Power Grid Corporation:
Power Grid’s capitalization is expected to increase to Rs167bn in FY17E from Rs 71bn in FY11 and regulated equity base to increase by 2.6x to Rs 435bn in FY17, resulting in earnings CAGR of 16 per cent over FY12-17E. The CWIP in Power Grid’s balance sheet has also increased 2x to Rs266bn in FY11 from Rs132bn in FY09, indicating higher capitalization over the next few years.
Power Grid remains the safest play in the Power Utilities space which has been facing multiple issue of coal shortage, deteriorating SEB finances etc. Power Grid is immune to fuel risk and faces relatively moderate land acquisition issues as compared to IPPs. Power Grid is expected to deliver 16 per cent EPS growth over FY12-17E with core RoEs of ~17.6 per cent over the same period and has a price target of Rs 133.

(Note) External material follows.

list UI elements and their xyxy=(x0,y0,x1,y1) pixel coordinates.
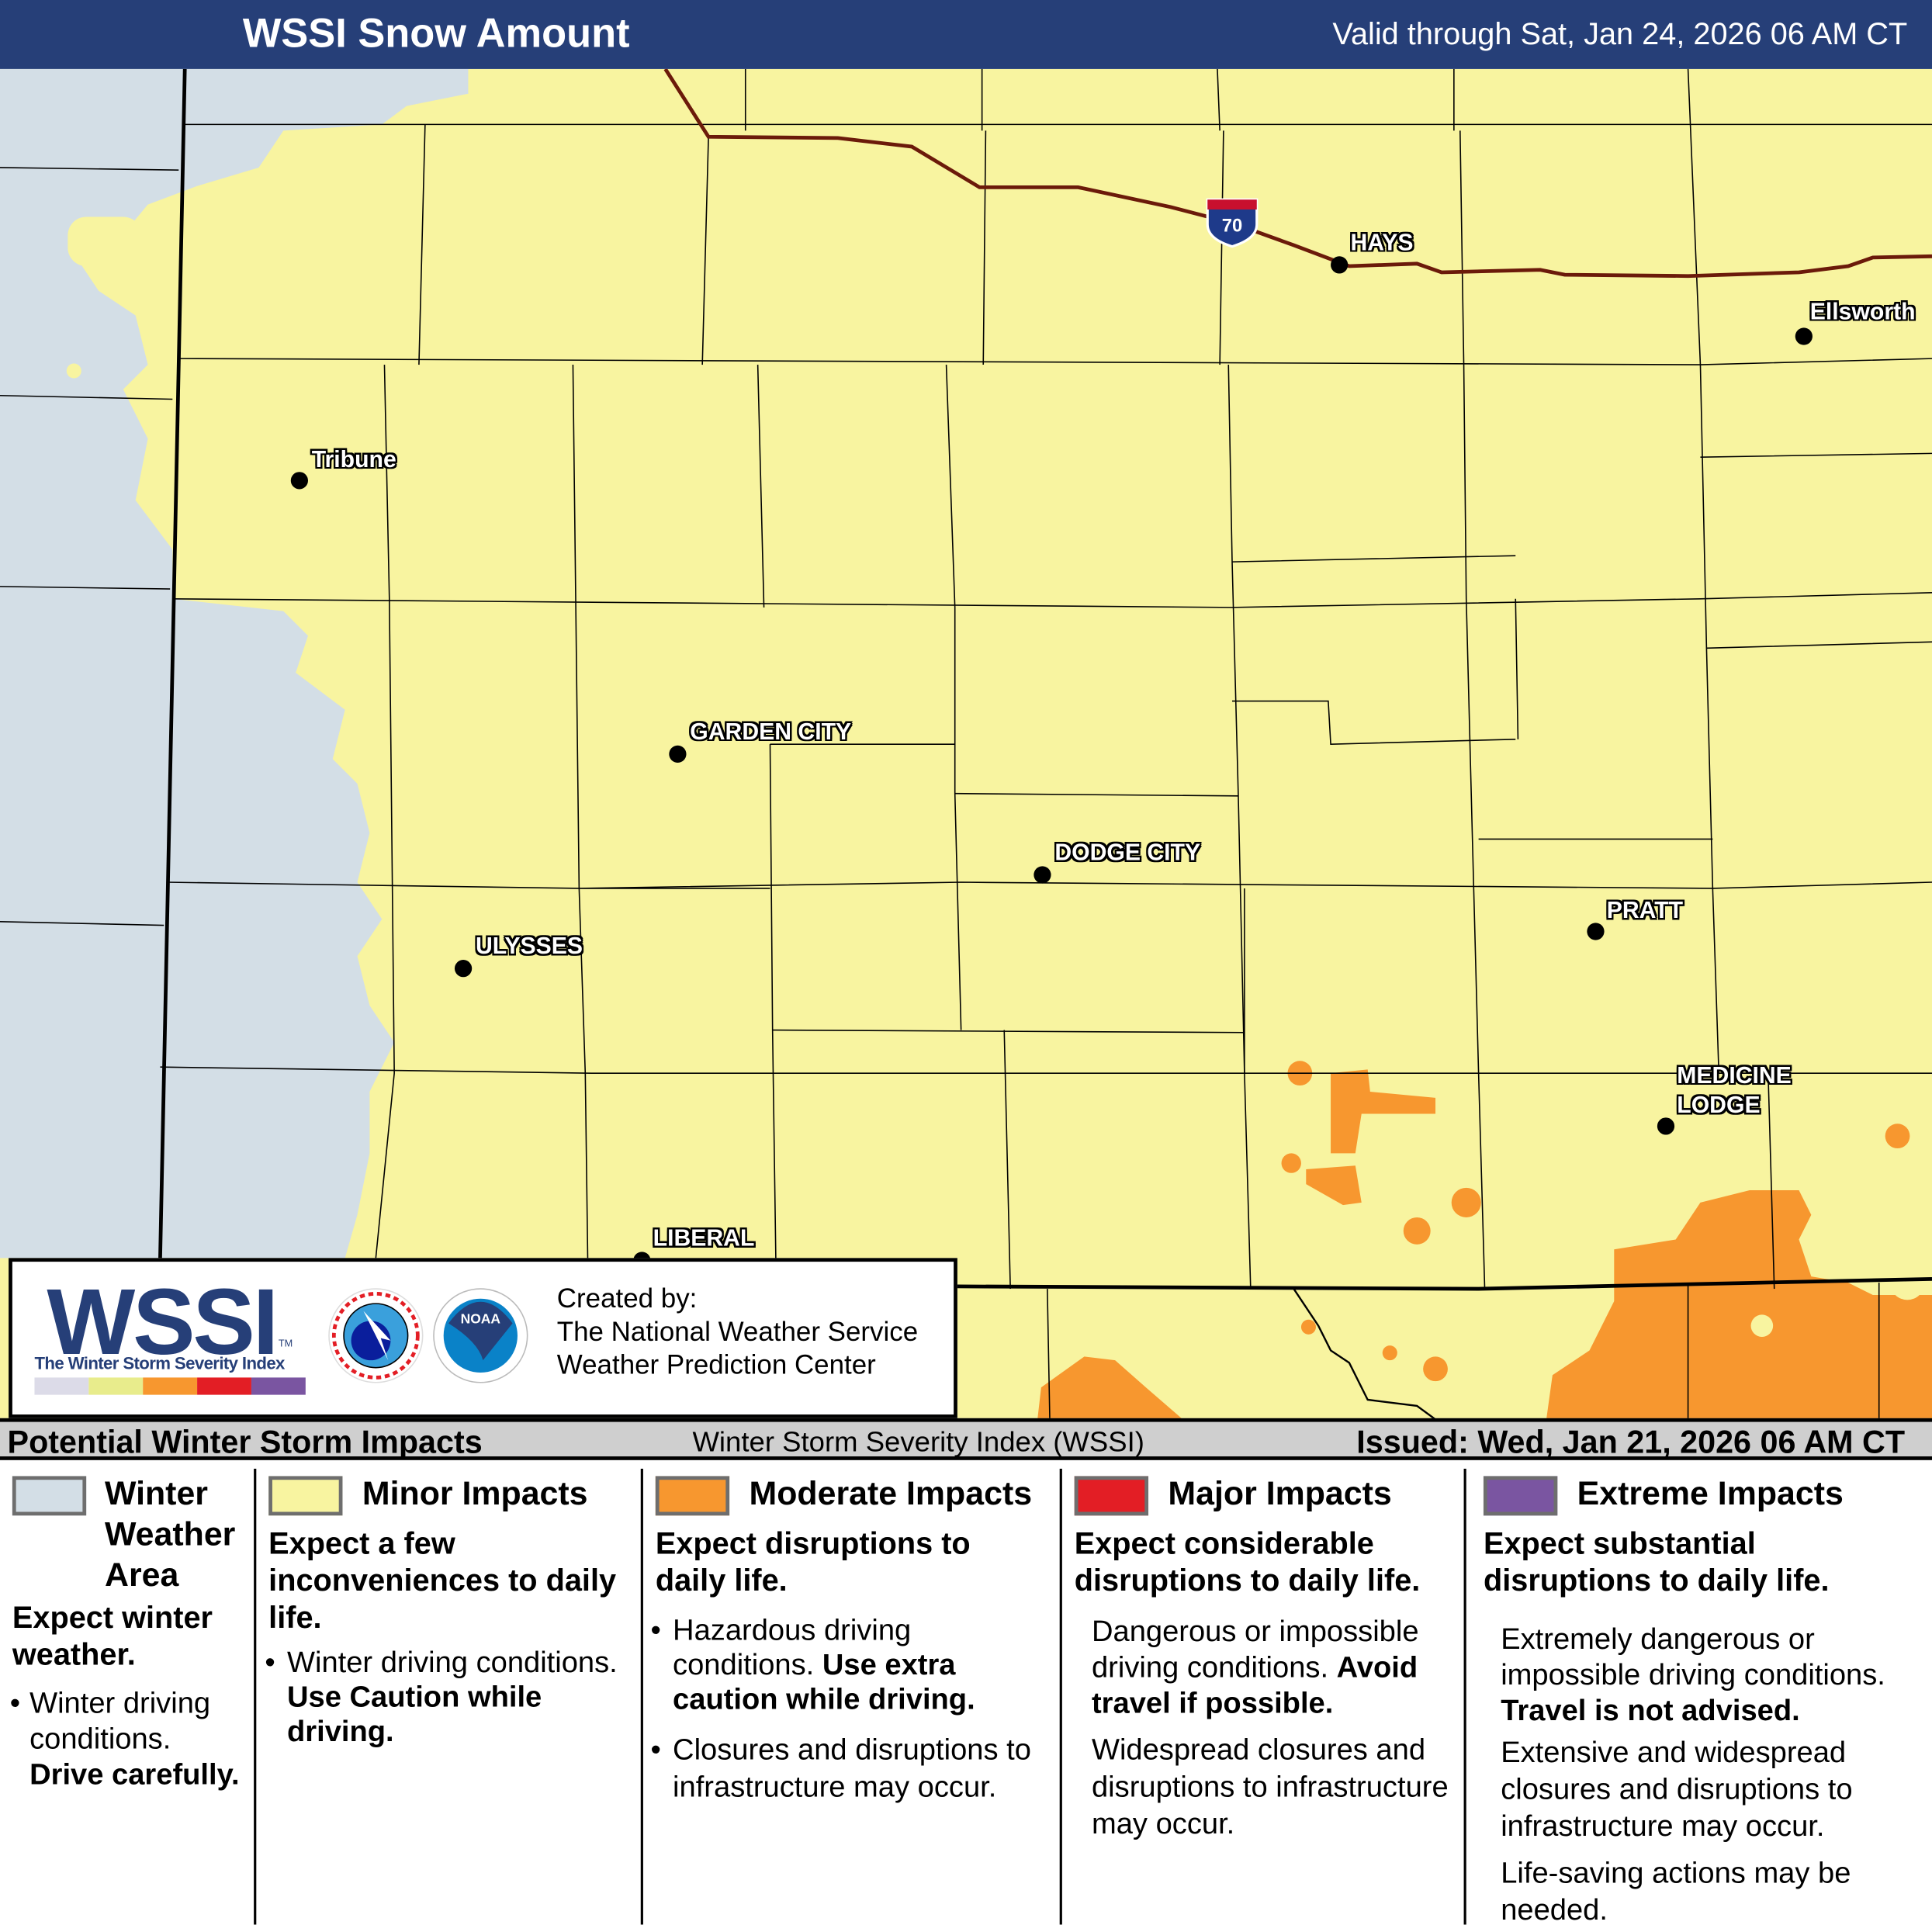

AXIS BANK is being assigned discount valuations v/s peers, given the latter’s high exposure to SME book (~20 per cent). However, asset quality trends exhibits much better underwriting standards at AXIS BANK as against the PSUs.
AXIS BANK’s current valuations are trading at 1.65x FY13 book. Though restructuring and rating data suggest some inch-up in asset quality stress, the stress levels are manageable (net slippages of <1 per cent). AXIS BANK has a Sep-13 target of Rs 1,350 per share, implying FY13 P/B of 2.1x. RANBAXY LABORATORIES:
Ranbaxy has already provided US$ 500 mn as a provision towards penalties (with respect to DOJ, USFDA issues) in Dec’11 quarter in its P&L statement. It has signed the consent decree with the USFDA and is currently working with the USFDA to get all outstanding issues sorted. It has also appointed a third party consultant for the same. The 2011 annual report clearly exhibit’s the management’s confidence in the prospects of the business (some excerpts from 2011 annual report).
Since 2009 Ranbaxy has been taking systematic corrective steps to upgrade and enhance the quality of Ranbaxy’s business and manufacturing processes. Regulatory issues are now almost through, Ranbaxy has strengthened its processes, restructured its businesses and Ranbaxy today has a new face and can be bought with a price target of Rs 625.